Las escaramuzas entre el Yiddish y el hebreo tuvieron lugar en diversos escenarios. Una vez conformada, tras la revolución, la Unión Soviética, consideró al sionismo un “movimiento burgués reaccionario” y sencillamente prohibió el hebreo llevando el ridículo al extremo de castigar las palabras Yiddish de origen hebreo cambiando su grafía tradicional. Por otra parte, para la población judía de la Palestina preestatal su lucha por el renacimiento del hebreo simbolizaba sentirse continuadores, con la lengua bíblica, de la antigua nación judía independiente, y asimismo lograr la unidad del pueblo judío mediante la fusión, en un idioma común, de hablantes y culturas. Apuntaban a quienes traían un bagaje lingüístico Yiddish o judezmo, pero también a los portadores de todas las otras lenguas habladas por los judíos que llegaban al Estado judío en ciernes desde todos los rincones de la Diáspora. El costo de esta borratina forzada de lenguas y culturas recién se pudo apreciar en casos arquetípicos, como el de los judíos venidos del Yemen o de Etiopía, pero eso fue mucho más tarde. En aquella primera época primaba la ilusión de la fusión de diásporas

Fue recién a partir de la Primera Guerra Mundial y de la tercera oleada inmigratoria a la entonces Palestina, que se impuso la tendencia hebraísta. Pero la Segunda Guerra Mundial, destruyendo físicamente hasta su raíz las principales juderías Yiddish-parlantes, otorgó una triste victoria a los defensores del hebreo, consagrado como lengua oficial del Estado de Israel.
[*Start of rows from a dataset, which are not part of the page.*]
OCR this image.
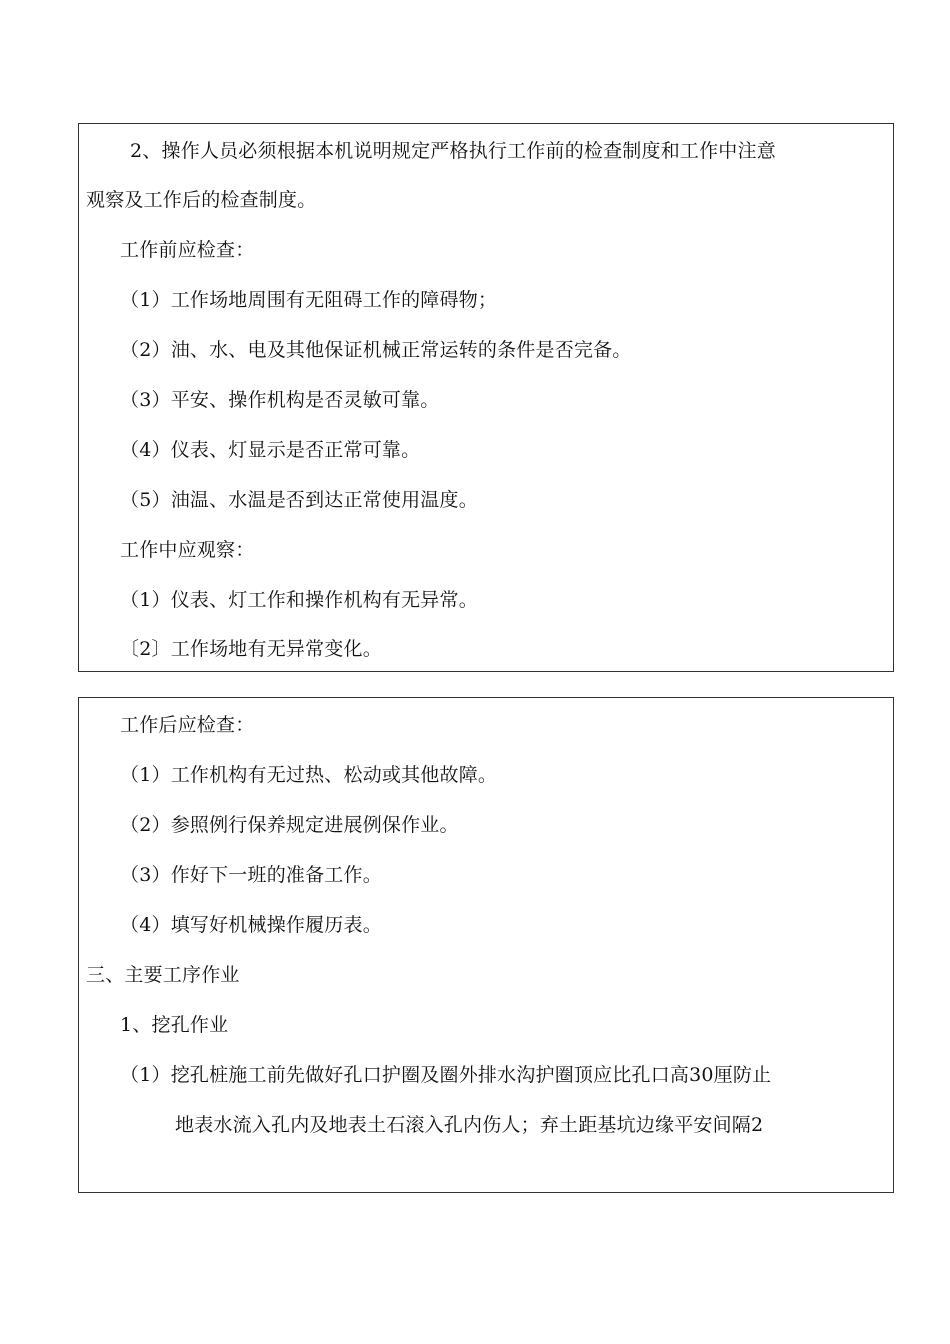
2、操作人员必须根据本机说明规定严格执行工作前的检查制度和工作中注意
观察及工作后的检查制度。
工作前应检查：
（1）工作场地周围有无阻碍工作的障碍物；
（2）油、水、电及其他保证机械正常运转的条件是否完备。
（3）平安、操作机构是否灵敏可靠。
（4）仪表、灯显示是否正常可靠。
（5）油温、水温是否到达正常使用温度。
工作中应观察：
（1）仪表、灯工作和操作机构有无异常。
〔2〕工作场地有无异常变化。
工作后应检查：
（1）工作机构有无过热、松动或其他故障。
（2）参照例行保养规定进展例保作业。
（3）作好下一班的准备工作。
（4）填写好机械操作履历表。
三、主要工序作业
1、挖孔作业
（1）挖孔桩施工前先做好孔口护圈及圈外排水沟护圈顶应比孔口高30厘防止
地表水流入孔内及地表土石滚入孔内伤人；弃土距基坑边缘平安间隔2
Sin embargo, pese a la falta de reconocimiento oficial, Israel se transformó en uno de los principales centros de una cultura Yiddish viviente. Desde las apasionadas diatribas anti-Yiddishistas de líderes como David Ben Gurión pasó mucha historia. En el ínterin el Yiddish integró términos, conceptos y expresiones al hebreo, ocupó por derecho propio un lugar destacado en las universidades israelíes, fue incluido como materia optativa en sus escuelas secundarias y su cultura mereció un reconocimiento especial por parte del Parlamento de Israel, todo lo cual no mitiga la difícil situación de esta lengua con más historia, literatura y prestigio que hablantes.

Pero como decía Isaac Bashevis Singer parafraseando a Mark Twain, “los rumores acerca de la muerte del Yiddish son muy exagerados. El Yiddish tal vez esté mal de salud, pero en nuestra historia, entre estar enfermo y estar muerto hay un gran trecho. Por otra parte los judíos suelen sufrir de muchas dolencias, pero la amnesia no es una enfermedad judía.”